WRFB
- Carolina–San Juan; Puerto Rico;
- City: Carolina, Puerto Rico
- Channels: Digital: 30 (UHF); Virtual: 5;
- Branding: WORA 5 / ABC Puerto Rico (general); ABC News Extra (newscasts);

Programming
- Affiliations: 5.1: ABC; for others, see § Subchannels;

Ownership
- Owner: Telecinco Media Holdings; (Telecinco, Inc.);
- Sister stations: WORA-TV

History
- Founded: October 2, 1989
- First air date: 1997
- Former call signs: WDZE (1997–1998); WZDE (1998–2001);
- Former channel numbers: Analog: 52 (UHF, 1997–2009); Digital: 51 (UHF, 2009–2017); Virtual: 51 (2009–2019);
- Former affiliations: Independent (1997–2016); DestinoTV (2013); Telemicro Internacional (2013–2014); Silent (2014, 2016, 2017–2019); SuperCanal (2016–2017); Telemundo (2019); ABC (5.2, 2019);
- Call sign meaning: R&F Broadcasting (former owner)

Technical information
- Licensing authority: FCC
- Facility ID: 54443
- ERP: 250 kW; 40 kW (STA);
- HAAT: 305.8 m (1,003 ft)
- Transmitter coordinates: 18°16′26.06″N 66°5′40.41″W﻿ / ﻿18.2739056°N 66.0945583°W
- Translator(s): W05DA-D Fajardo; W05DB-D Ponce; W29EE-D San Lorenzo;

Links
- Public license information: Public file; LMS;
- Website: www.abc.pr

= WRFB =

Television station in Carolina, Puerto Rico

WRFB (channel 5), branded ABC Puerto Rico, is a television station licensed to Carolina, serving the San Juan area as an affiliate of ABC. It is a full-time satellite of Mayagüez-licensed WORA-TV (channel 5) which is owned by Telecinco Media Holdings. WRFB's transmitter is located on Cerro Marquesa in Aguas Buenas; its parent station maintains studios on Ponce de León Avenue in Santurce, with additional studios at the Guanajibo Building on Calle Clemente in Mayagüez.

==Sale to Telecinco==
On June 15, 2017, WRFB sold for over $600,000 to Telecinco, Inc. through subsidiary ERA International Corporation, and after the transaction with a $30,000 deposit had been made by the buyer, this became a sister station of WORA-TV in Mayagüez. WRFB was to be used to bring ABC network programming as a satellite of WORA-DT2, and TVE programming from VIVE/WORA-DT3, expanding the coverage area. The sale of WRFB to Telecinco was completed on October 22, 2017.
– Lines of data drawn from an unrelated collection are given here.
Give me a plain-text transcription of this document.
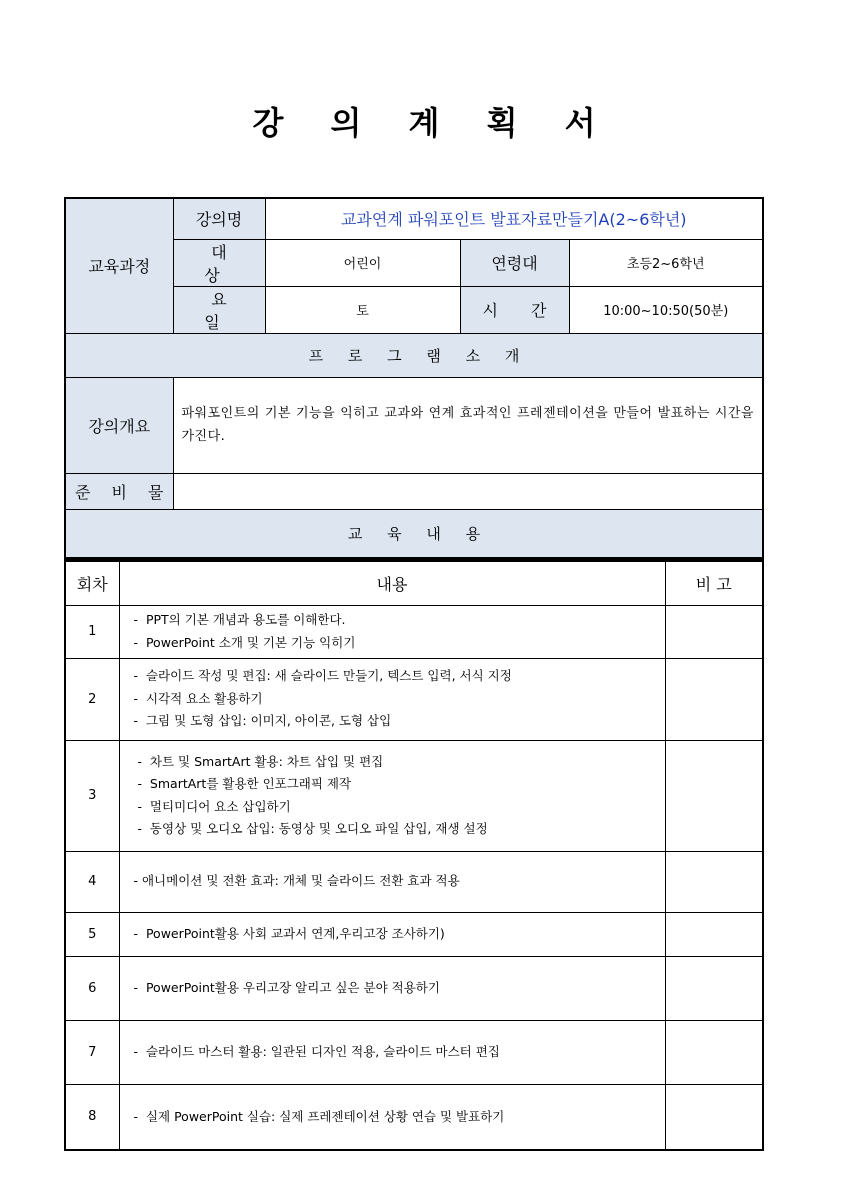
강 의 계 획 서
교육과정	강의명	교과연계 파워포인트 발표자료만들기A(2~6학년)		
	대 상	어린이	연령대	초등2~6학년
	요 일	토	시 간	10:00~10:50(50분)
프 로 그 램 소 개				
강의개요	파워포인트의 기본 기능을 익히고 교과와 연계 효과적인 프레젠테이션을 만들어 발표하는 시간을 가진다.			
준 비 물				
교 육 내 용				
회차	내용	비 고
1	-  PPT의 기본 개념과 용도를 이해한다.
-  PowerPoint 소개 및 기본 기능 익히기	

2	-  슬라이드 작성 및 편집: 새 슬라이드 만들기, 텍스트 입력, 서식 지정
-  시각적 요소 활용하기
-  그림 및 도형 삽입: 이미지, 아이콘, 도형 삽입	

3	-  차트 및 SmartArt 활용: 차트 삽입 및 편집
-  SmartArt를 활용한 인포그래픽 제작
-  멀티미디어 요소 삽입하기
-  동영상 및 오디오 삽입: 동영상 및 오디오 파일 삽입, 재생 설정	

4	- 애니메이션 및 전환 효과: 개체 및 슬라이드 전환 효과 적용	

5	-  PowerPoint활용 사회 교과서 연계,우리고장 조사하기)	

6	-  PowerPoint활용 우리고장 알리고 싶은 분야 적용하기	

7	-  슬라이드 마스터 활용: 일관된 디자인 적용, 슬라이드 마스터 편집	

8	-  실제 PowerPoint 실습: 실제 프레젠테이션 상황 연습 및 발표하기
Due to the passage of Hurricane Maria, WRFB went off the air on September 20. WRFB returned to the air for a brief period of testing, then went silent once again on August 19, 2018. After months off the air, the station returned to the air on February 22, 2019, as a repeater for WORA-TV and switched its virtual channel position from channel 51 to channel 5.

==Technical information==
===Subchannels===

Subchannels of WORA-TV, WRFB and repeaters
Channel: Res.; Aspect; Short name; Programming
WORA-TV; WRFB;: W05CY-D; W10BG-D
5.1: 5.5; 10.1; 720p; 16:9; ABC-PR; ABC
5.2: 5.6; 10.2; UIA-TV; Inter Online TV
5.3: 5.7; 10.3; 480i; VIVE; VIVE Television / 24h
5.4: 5.8; 10.4; 720p; Tele5.4; Telecinco / Camarero TV

===Analog-to-digital conversion===
On June 12, 2009, WRFB signed off its analog signal and completed its move to digital.